Story Behind The Song: Blake Shelton - "Boys 'Round Here"

Before the song hit radio airwaves, Blake Shelton was getting his fans fired up about his new yet-to-released single "Boys 'Round Here." Now that the tune has impacted country radio, it has become an instant hit. Read On Here to find out how the song's writers came to create the hit single!

Before the song hit radio airwaves, Blake Shelton was getting his fans fired up about his new yet-to-released single "Boys 'Round Here." [Lyrics] Now that the tune has impacted country radio, it has become an instant hit for not only Shelton, but also the song's three writers -- Peach Pickers Rhett Akins and Dallas Davidson, as well as Craig Wiseman. Roughstock sat down with Akins before diving into another writing session to discuss the inspiration behind "Boys 'Round Here."

"‘Boys ‘Round Here’ is definitely a song that me, Dallas nor Craig knew when we woke up that morning that that would be the song we were going to write that day," Akins tells Roughstock. "I didn’t even know if it would get recorded because it was just so crazy. It was one of those where we knew it was going to be really awful or it was going to be the biggest thing ever. We went to Craig’s office, and Craig had this little beat machine. He turned the beat machine on, and we just started jamming on the guitar for a minute. Dallas goes, ‘I’ve got a title called ‘Boys ‘Round Here.’ He looked up at the wall, and Craig’s got a picture of The Beatles on his wall. We wanted to write a real redneck song about country boys all over the place. I guess The Beatles were in Dallas’ head from looking at that poster, and he says, ‘Boys ‘round here don’t listen to The Beatles.’ We just went from there. "Craig calls it ‘The Hobo Soup Song,’" laughs Akins. "Hobo Soup is just whatever you’ve got, throw it in the pot and hopefully it will taste good [laughs]. We just threw every crazy thing we could think of into this song, from ‘chew tobacco, spit’ to ‘teach me how to dougie’ [laughs]. Dallas and I were obsessed with this ‘Dougie’ song at the time, and I don’t know how that made it into the song. I guess just from us being goofy. 

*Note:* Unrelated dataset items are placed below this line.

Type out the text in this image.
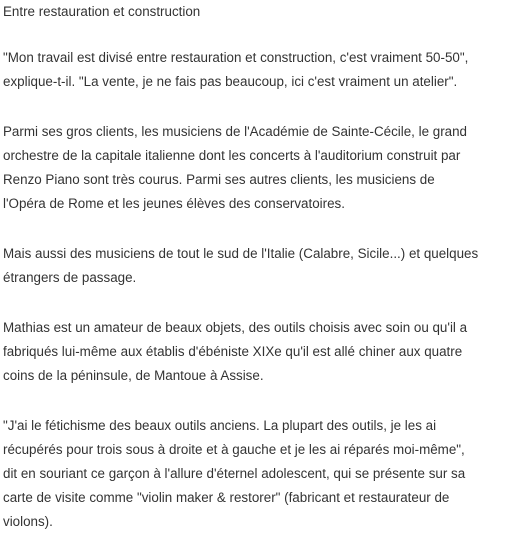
Entre restauration et construction

"Mon travail est divisé entre restauration et construction, c'est vraiment 50-50",
explique-t-il. "La vente, je ne fais pas beaucoup, ici c'est vraiment un atelier".

Parmi ses gros clients, les musiciens de l'Académie de Sainte-Cécile, le grand
orchestre de la capitale italienne dont les concerts à l'auditorium construit par
Renzo Piano sont très courus. Parmi ses autres clients, les musiciens de
l'Opéra de Rome et les jeunes élèves des conservatoires.

Mais aussi des musiciens de tout le sud de l'Italie (Calabre, Sicile...) et quelques
étrangers de passage.

Mathias est un amateur de beaux objets, des outils choisis avec soin ou qu'il a
fabriqués lui-même aux établis d'ébéniste XIXe qu'il est allé chiner aux quatre
coins de la péninsule, de Mantoue à Assise.

"J'ai le fétichisme des beaux outils anciens. La plupart des outils, je les ai
récupérés pour trois sous à droite et à gauche et je les ai réparés moi-même",
dit en souriant ce garçon à l'allure d'éternel adolescent, qui se présente sur sa
carte de visite comme "violin maker & restorer" (fabricant et restaurateur de
violons).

"Then we thought we needed something real different," Akins continues. "We didn’t want the song to stay the same all the way through, so we were trying to think of something new to write for the back half of it. I was kind of leaning back in my chair, and I was yawning. My yawn was sort of in tune with what was playing in the background. Dallas thought I was going ‘oooooooo,’ but I was really yawning. Dallas was like, ‘What was that!?’ I was like, ‘That was a yawn.’ He said, ‘Well it sounded good; do it again!’ [laughs] So the yawn turned into ‘Ooooooo, let’s ride,’ that Miranda [Lambert] and The Pistol Annies part. That just made the back half of the song totally different. It was a complete 180 to how the song was going. We were laughing and cutting up. A lot of the stuff like ‘What? (That’s right!)’ and ‘Country boy can survive’ – just all the crazy stuff in there – was just Craig and me and Dallas just cutting up. 

"I honestly thought we would go and do a real demo of the song because I thought none of the crazy stuff that we were saying and doing in the song would ever make the real demo," adds Akins. "Craig sent it out that night to Scott Hendricks as it was … raw, bad singing, cutting up, Dallas didn’t sing half of the lyrics right … I was like, ‘Why did you do that!?’ Craig goes, ‘Because it’s awesome!’ I was like, ‘Nobody’s going to cut that. It’s too crazy.’ And of course, Blake of all people heard it and fell in love with it. Actually, everything that you hear Blake singing on the record – all the crazy little adlibs and things – are exactly what we did on the little worktape demo that I thought would never even make the demo, and if it did, nobody would ever put that on their record. Blake did, and he used every bit of it. I guess that’s why it works because we just didn’t care. We were like, ‘Let’s just do it. If we’re having fun with it, maybe somebody else will, too.’ That’s how that came about."